Dr Muirhead said the study will address two key questions:

  • How does the presence of straw lines or tramlines affect species composition, density and distribution of harmful and beneficial invertebrates, and risk of plant damage, in cereal crops in the southern region?
  • How do microclimatic conditions in different chaff residues affect abundance patterns of invertebrate species?

“The invertebrate species of interest in the study are crop establishment pests that reside in the enclosures throughout the year – soil insects (earwigs, centipedes, slates) , molluscs (snails, slugs), mites, alfalfa flea and beetles/weevils.

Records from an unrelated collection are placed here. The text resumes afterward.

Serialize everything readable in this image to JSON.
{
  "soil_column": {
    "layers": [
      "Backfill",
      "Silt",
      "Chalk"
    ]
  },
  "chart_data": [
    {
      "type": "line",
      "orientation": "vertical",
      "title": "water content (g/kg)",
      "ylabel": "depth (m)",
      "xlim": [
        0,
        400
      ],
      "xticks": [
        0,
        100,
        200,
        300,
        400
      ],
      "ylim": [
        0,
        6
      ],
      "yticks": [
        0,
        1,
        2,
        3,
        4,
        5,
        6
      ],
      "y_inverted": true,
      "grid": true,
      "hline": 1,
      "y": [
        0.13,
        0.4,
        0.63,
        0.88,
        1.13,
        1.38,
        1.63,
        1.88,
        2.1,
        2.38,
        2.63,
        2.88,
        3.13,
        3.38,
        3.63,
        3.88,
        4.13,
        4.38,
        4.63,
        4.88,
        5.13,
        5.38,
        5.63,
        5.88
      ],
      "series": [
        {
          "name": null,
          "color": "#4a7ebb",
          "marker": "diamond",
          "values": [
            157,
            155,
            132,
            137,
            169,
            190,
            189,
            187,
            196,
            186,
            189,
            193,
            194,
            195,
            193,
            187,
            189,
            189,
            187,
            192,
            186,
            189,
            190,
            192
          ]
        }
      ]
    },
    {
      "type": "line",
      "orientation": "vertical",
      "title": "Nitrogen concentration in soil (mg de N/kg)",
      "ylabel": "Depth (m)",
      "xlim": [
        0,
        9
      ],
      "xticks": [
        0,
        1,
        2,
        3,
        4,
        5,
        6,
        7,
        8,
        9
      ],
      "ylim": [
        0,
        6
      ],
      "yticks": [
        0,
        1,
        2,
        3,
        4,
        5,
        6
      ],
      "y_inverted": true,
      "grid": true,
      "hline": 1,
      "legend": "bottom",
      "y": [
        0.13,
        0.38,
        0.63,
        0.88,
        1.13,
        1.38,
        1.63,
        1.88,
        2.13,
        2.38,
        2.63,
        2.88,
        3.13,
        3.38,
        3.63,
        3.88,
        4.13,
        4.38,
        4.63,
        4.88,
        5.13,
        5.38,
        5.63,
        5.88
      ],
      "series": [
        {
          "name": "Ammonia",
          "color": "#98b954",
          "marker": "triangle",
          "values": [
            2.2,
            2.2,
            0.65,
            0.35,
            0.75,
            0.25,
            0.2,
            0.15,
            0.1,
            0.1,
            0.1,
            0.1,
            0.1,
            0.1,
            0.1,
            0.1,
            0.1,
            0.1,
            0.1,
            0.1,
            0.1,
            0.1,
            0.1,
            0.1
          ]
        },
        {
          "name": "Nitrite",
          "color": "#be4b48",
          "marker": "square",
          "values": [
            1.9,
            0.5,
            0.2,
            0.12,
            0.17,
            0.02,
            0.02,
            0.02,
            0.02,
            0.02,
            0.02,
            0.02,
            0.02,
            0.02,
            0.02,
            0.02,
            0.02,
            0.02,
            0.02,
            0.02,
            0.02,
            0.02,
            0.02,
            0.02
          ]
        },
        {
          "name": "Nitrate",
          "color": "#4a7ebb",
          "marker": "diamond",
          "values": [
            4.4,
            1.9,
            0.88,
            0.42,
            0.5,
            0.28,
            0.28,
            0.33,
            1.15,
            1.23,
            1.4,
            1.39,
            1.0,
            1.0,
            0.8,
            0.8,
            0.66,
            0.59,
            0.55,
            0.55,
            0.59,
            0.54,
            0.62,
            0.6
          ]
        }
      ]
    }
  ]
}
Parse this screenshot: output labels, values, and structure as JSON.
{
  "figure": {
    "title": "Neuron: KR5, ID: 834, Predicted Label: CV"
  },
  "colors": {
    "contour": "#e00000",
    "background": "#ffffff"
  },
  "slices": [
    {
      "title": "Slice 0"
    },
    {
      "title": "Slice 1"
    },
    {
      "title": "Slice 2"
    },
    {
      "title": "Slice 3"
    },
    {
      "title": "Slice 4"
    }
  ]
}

“The main beneficial groups are predatory mites and beetles, ants, and recyclers of organic matter such as springtails, book lice and others.”

Two systems in the spotlight

The experiment will focus on two HWSC management systems – chaff tramlining and chaff coating.

The diversity of pests and beneficial invertebrates in the experimental plots will be assessed twice a year during the study – in the fall before sowing and shortly after crop emergence.

Dr Muirhead and his team recently removed the pitfall traps installed in the 14 paddocks included in the study.

“The contents will undergo diagnostic analysis over the next few weeks, and we will reinstall the pitfall traps once these enclosures have been seeded,” she says.

“A time-lapse video camera will also be installed on each of the seven farms after sowing to monitor crop sowing and directly identify the species causing the observed damage.”

The project will end in April 2024 and the research results will inform the need for specific crop pest management in HWSC systems and address potential barriers to their adoption by quantifying the risk to crops from invertebrate pests.